This post is random but I felt the need to write it. I been thinking about something an “acquaintance” told me about myself recently. (The conversation wasn’t recent but the thoughts are.) They told me that, “It’s almost impossible to get to know me.” I still remember sitting on the couch shocked because what they said was true. It is impossible to have conversations with me and even worse trying to get to know me and have a relationship. Honestly, if most of you met me, I don’t think you would like me. You could ask me a million and one questions and have absolutely nothing to work with.
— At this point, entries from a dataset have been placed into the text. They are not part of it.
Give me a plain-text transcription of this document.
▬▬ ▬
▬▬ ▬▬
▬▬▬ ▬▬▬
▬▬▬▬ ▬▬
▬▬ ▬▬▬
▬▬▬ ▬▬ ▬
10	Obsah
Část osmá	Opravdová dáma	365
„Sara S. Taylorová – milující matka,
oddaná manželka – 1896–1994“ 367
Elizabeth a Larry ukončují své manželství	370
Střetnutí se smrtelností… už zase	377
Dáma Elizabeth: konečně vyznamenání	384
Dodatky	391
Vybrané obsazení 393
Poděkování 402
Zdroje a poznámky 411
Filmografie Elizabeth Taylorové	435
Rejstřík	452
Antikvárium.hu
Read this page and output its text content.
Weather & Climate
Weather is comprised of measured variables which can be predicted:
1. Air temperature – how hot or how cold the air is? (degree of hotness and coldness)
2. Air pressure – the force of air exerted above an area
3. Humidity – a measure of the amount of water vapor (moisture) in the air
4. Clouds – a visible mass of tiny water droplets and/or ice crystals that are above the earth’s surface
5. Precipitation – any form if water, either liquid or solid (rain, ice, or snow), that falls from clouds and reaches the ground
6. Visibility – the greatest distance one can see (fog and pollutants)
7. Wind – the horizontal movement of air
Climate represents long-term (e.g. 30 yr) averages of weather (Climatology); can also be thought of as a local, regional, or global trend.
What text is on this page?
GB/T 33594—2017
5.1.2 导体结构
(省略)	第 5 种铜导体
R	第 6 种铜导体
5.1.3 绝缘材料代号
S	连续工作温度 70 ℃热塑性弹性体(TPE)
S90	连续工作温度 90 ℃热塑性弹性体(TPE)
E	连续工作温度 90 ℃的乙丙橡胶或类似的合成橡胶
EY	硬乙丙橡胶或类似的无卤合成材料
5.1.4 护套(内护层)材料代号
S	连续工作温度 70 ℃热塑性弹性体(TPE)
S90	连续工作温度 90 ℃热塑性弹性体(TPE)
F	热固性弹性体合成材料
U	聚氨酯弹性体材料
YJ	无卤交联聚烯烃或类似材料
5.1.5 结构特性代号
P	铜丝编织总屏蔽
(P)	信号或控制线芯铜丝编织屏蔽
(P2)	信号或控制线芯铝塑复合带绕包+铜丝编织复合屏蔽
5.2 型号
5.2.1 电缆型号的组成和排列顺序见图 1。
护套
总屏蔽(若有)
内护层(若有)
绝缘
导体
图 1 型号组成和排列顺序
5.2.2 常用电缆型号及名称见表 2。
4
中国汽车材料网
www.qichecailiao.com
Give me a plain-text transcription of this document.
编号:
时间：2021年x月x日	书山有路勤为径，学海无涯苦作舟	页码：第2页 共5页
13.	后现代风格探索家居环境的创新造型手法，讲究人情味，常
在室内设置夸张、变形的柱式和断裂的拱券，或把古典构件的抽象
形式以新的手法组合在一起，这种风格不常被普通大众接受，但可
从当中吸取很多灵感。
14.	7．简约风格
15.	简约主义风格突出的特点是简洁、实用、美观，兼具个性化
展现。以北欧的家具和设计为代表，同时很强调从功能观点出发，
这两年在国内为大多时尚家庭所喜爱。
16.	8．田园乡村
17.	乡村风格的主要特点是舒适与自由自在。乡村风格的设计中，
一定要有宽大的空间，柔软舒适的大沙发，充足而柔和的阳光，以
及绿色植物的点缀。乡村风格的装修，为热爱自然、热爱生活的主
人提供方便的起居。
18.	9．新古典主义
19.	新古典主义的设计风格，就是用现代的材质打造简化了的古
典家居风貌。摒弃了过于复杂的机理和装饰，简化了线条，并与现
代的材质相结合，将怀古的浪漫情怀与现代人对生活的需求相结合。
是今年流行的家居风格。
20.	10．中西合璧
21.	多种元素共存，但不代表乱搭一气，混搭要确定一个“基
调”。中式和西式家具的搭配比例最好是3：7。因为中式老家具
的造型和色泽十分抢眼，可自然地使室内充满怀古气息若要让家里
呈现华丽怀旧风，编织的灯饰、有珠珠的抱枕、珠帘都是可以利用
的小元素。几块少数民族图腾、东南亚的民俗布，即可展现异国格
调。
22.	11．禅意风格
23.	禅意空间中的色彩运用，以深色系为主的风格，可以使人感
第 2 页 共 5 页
Now I won’t even front like I don’t purposely do this. I don’t like people knowing too much about me. But at the same time I have missed out on some great friendships because of this. I know when people are asking me personal questions, they are honestly trying to make conversation or get to know me. The weird thing is, I am starting to believe that this is a character trait I need to fix. I know that I have a fear of letting people get too “close”. I don’t like feeling attached to friendships because you never know how they will end up. I want to find the root of the problem and fast.
I guess I am rambling to say, this year I will work on my relationships with people. I will let them connect with me because I know some people genuinely want to. I will start expressing what I feel because that is another character trait I have that needs work. I can express everyone’s feelings through my writings but my own. My blog will become more personal because this is an outlet for me to tell what I feel. Plus I know that some of the people who want in, reads it. This year I have to stop holding things in. I am gonna start telling people what I am feeling instead of just holding it all back.
Ugh I’m done writing for now because I am starting to feel some type of way.